(The UN and INDEPENDENCE MOVEMENTS – continued)
Japan was still In Vietnam in March 1945, when it revoked its treaty with France regarding Indochina and moved against the French there. The Japanese disarmed and imprisoned the small French force, seized administrative offices, banks, communications centers and industries. In June, under the noses of the Japanese, guerrillas known as the Viet Minh established revolutionary committees across the country. Under Communist leadership it established a provisional government. It abolished forced labor (the corvée), began training local militia and began giving to peasants the lands that had been owned by the French.
Relations between the Viet Minh and Americans were good, the Viet Minh having helped downed American pilots and U.S. military intelligence appreciating the Viet Minh's struggle against the Japanese.
On August 21, 1945, a few days after the war with Japan ended, Charles de Gaulle flew to Washington.
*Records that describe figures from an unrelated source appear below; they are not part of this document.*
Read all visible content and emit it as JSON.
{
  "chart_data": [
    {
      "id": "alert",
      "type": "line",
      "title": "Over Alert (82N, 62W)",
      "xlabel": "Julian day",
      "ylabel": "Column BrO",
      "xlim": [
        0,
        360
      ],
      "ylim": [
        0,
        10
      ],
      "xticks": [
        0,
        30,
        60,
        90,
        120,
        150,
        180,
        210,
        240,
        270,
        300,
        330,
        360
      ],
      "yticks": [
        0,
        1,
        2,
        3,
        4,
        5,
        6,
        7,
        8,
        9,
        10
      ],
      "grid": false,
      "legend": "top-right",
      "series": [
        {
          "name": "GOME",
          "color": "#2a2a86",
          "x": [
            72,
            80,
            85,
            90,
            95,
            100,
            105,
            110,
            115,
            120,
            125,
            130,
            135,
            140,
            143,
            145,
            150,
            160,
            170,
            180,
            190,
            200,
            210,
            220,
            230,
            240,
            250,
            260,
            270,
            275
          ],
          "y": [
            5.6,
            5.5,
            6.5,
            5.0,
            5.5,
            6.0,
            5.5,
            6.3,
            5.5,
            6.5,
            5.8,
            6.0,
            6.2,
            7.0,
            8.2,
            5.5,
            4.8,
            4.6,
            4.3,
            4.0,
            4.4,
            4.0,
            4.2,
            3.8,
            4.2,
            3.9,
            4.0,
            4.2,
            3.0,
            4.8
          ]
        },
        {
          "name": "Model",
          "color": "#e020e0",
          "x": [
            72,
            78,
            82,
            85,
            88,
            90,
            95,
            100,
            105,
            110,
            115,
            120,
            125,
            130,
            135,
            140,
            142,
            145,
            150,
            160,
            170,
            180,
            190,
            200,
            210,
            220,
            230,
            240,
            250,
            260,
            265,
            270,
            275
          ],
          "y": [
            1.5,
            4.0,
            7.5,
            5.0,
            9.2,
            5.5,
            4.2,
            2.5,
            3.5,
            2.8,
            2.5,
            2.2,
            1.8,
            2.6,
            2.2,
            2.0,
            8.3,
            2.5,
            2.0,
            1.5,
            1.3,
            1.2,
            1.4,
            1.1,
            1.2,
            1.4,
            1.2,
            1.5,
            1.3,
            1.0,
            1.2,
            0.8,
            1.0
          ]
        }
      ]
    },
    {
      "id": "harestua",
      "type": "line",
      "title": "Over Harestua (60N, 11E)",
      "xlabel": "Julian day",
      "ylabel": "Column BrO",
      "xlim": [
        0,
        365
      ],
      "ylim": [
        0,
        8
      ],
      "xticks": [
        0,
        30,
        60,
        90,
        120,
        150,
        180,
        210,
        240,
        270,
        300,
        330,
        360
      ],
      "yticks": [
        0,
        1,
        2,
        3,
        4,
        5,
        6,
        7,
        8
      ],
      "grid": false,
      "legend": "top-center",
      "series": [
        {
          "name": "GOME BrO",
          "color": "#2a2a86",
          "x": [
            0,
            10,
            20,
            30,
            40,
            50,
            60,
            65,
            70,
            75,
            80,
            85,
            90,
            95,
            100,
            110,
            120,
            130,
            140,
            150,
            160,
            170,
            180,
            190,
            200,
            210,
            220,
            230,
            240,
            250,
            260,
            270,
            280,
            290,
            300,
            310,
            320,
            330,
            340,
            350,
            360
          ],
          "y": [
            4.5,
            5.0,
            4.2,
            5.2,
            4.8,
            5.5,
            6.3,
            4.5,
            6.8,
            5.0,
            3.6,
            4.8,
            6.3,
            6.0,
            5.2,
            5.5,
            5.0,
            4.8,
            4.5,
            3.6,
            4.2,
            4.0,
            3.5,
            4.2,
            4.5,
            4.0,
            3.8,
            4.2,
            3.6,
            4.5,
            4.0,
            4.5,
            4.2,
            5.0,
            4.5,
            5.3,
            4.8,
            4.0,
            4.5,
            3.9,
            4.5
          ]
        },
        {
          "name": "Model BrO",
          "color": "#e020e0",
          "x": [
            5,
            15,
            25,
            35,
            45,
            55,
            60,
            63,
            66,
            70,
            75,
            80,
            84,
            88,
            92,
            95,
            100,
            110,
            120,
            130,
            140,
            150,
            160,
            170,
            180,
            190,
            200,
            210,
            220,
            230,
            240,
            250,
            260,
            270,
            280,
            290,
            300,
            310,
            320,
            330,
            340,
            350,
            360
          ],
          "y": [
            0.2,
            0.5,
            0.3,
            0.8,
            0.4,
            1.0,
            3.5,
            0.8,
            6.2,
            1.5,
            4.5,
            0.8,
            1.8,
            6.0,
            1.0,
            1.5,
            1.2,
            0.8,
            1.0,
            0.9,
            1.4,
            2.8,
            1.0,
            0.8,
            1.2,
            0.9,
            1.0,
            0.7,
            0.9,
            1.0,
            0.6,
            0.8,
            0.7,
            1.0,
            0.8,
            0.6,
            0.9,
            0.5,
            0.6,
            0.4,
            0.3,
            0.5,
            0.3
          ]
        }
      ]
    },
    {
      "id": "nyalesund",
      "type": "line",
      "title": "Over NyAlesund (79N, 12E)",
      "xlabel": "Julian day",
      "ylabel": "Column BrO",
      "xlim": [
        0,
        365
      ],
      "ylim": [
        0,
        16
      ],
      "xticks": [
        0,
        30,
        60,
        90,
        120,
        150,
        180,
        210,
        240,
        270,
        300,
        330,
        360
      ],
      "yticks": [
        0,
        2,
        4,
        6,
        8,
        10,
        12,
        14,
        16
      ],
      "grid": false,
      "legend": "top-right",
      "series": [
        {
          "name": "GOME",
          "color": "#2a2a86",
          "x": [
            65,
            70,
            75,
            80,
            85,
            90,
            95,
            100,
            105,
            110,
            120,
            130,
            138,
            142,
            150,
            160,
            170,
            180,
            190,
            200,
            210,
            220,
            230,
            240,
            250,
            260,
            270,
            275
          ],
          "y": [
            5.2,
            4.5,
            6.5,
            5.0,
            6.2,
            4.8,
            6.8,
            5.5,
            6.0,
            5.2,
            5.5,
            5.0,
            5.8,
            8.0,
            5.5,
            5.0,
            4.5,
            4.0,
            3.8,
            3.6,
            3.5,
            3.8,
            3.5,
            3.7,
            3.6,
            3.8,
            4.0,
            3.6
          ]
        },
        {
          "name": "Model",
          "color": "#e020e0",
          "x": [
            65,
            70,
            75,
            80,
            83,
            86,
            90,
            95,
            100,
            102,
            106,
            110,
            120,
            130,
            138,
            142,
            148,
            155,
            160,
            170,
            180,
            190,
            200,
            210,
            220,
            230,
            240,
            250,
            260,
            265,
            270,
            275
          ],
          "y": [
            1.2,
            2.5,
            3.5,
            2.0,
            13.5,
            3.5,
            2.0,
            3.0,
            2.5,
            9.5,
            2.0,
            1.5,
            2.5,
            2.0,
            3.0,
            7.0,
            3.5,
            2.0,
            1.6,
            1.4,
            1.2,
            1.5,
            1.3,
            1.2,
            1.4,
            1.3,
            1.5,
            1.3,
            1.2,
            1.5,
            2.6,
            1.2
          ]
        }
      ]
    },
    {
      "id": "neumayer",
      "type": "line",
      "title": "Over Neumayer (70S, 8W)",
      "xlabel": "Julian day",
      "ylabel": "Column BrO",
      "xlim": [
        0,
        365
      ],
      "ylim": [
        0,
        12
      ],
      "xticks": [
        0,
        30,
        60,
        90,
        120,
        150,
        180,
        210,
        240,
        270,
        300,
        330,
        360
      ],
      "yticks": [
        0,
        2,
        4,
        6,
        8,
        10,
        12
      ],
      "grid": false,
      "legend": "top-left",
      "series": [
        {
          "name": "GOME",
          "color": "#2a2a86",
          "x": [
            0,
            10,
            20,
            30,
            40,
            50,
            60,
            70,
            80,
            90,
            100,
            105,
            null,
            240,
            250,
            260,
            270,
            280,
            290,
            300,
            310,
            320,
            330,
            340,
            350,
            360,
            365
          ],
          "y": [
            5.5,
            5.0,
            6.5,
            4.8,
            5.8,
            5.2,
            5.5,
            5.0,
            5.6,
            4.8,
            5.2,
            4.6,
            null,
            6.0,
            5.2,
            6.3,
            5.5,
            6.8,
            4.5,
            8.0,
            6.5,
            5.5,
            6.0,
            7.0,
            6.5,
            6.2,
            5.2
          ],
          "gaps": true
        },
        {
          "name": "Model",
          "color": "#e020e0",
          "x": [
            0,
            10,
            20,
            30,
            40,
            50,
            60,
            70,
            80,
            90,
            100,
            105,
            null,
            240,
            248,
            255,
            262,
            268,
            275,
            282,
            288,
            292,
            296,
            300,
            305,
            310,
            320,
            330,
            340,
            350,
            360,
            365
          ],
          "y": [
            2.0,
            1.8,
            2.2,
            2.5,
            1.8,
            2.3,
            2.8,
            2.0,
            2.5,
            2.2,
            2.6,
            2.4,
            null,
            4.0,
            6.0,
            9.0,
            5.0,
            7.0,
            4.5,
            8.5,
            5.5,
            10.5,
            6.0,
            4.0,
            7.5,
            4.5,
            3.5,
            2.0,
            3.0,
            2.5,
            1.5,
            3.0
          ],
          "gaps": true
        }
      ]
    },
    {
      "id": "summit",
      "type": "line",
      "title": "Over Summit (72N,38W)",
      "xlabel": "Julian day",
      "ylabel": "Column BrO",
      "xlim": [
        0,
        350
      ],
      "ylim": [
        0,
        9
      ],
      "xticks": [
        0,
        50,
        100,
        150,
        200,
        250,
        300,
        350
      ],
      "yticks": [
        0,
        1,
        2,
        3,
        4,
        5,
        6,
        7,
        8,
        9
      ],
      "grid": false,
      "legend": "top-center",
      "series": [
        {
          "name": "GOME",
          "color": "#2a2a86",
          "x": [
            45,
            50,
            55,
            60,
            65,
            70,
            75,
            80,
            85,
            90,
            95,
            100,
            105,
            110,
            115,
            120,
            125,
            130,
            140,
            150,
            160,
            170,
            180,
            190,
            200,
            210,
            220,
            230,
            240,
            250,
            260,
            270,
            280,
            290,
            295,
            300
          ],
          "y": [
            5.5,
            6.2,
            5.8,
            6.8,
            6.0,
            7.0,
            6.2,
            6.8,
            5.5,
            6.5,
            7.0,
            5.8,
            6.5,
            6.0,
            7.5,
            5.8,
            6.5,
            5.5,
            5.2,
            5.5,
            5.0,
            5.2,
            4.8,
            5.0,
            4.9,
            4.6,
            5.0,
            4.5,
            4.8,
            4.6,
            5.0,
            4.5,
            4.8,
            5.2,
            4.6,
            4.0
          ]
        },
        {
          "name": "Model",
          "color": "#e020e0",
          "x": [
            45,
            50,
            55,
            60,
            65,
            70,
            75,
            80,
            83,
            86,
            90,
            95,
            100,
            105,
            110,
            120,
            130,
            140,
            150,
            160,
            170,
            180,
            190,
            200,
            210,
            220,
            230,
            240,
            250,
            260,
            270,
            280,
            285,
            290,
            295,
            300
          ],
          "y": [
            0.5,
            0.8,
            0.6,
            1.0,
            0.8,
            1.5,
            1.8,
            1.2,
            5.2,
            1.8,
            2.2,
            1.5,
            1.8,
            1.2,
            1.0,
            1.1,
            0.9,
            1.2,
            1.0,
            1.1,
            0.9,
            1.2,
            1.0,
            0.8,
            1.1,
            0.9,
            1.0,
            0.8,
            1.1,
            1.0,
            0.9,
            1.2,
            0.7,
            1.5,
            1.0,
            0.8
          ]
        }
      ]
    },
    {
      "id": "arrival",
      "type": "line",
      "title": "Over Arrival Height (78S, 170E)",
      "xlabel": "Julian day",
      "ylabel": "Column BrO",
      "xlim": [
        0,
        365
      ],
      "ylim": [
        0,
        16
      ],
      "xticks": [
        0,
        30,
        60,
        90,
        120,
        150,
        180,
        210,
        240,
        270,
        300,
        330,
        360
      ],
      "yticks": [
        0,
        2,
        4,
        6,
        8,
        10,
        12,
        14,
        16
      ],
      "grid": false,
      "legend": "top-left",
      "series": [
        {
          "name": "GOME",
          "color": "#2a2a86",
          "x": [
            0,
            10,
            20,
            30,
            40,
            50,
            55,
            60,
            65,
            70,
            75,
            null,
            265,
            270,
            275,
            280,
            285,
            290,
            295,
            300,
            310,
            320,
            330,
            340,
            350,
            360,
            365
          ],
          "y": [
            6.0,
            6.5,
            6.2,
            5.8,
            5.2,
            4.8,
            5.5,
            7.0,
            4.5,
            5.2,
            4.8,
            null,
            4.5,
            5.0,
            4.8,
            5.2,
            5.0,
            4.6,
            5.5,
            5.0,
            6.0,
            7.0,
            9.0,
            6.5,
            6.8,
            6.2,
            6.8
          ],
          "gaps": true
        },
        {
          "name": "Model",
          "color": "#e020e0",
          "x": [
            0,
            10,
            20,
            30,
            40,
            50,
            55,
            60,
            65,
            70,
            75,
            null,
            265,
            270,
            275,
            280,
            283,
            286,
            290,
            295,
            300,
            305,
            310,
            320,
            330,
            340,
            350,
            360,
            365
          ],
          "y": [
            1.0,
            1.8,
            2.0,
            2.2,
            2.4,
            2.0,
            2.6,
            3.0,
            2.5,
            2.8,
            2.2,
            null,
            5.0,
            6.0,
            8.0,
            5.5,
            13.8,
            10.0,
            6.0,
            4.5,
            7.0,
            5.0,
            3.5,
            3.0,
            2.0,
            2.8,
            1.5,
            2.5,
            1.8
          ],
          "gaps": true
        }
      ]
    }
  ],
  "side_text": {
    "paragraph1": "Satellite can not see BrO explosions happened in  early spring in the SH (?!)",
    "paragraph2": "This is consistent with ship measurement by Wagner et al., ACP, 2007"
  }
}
There he talked with President Truman for about seven hours and pledged eventual self-determination for France's dependencies. Concerning Indochina, Truman spoke of the U.S. not opposing a French return – amid de Gaulle's assurances that independence would be granted after the pre-war status quo was restored – as the U.S. had planned for the Philippines.
On August 25, the Viet Minh took control of Saigon, and Japan's puppet emperor there, Bao Dai, abdicated to the provision government of the Viet Minh. On August 28 the Democratic Republic of Vietnam was announced. On September 2, the president of the provisional government, Ho Chi Minh, read the Declaration of Vietnamese Independence to a crowd of 500,000 gathered in Hanoi. And Ho Chi Minh appealed for recognition by the Allied powers.
On September 12, British troops arrived in Saigon to receive the surrender of the Japanese and to find out what was happening in Vietnam. The Viet Minh did not want to start killing the British and instead tolerated their presence. But fighting did erupt against the French, and, on September 22, the British took it upon themselves to free French troops who had been imprisoned by the Japanese.
In accordance with an Allied agreement, Chinese troops arrived in North Vietnam. Their purpose according to the agreement with the Allies was to restore order. It was another faulty Allied decision. The Nationalist Chinese were not to contribute to order in Vietnam but to chaos. They did not interfere with Ho Chi Minh's government, but they were seen by the Vietnamese as a swarm of locusts, stealing what they could.
Eighty thousand French troops arrived at Saigon in early October, with orders from de Gaulle to stay in the southern half of Vietnam. By December, the French controlled the southern half of Vietnam – to the 16th parallel. In March 1946, after having accomplished nothing, the Chinese in Vietnam returned to China, where they had problems enough.
Ho Chi Minh was seeking favor from the Allied powers. Rather than warring against Westerners, he wanted them to recognize his government and Vietnam's independence. With the French he entered into discussions. The French recognized Ho as Vietnam's chief of state and Vietnam as a part of an Indochinese federation and the French Union. In May, 1946, France's commissioner in Vietnam, Admiral Thierry d'Angenlieu, proclaimed northern Vietnam for Ho and the Viet Minh and he proclaimed south Vietnam as "Provisional Republic of Cochin China." The Vietnamese felt they were being betrayed. Talks between Ho and the French broke down.
In November the French tried to seize the custom's office at the port of Haiphong, near Hanoi. In December, French naval units, claiming that they had been attacked, bombarded the city, killing 6,000. The United Nations stood by as war in Vietnam progressed. Ho warned the French that "for every ten men that you kill, we will kill one of yours. It is you who will have to give up in the end." Ho Chi Minh and the Viet Minh returned to guerrilla warfare.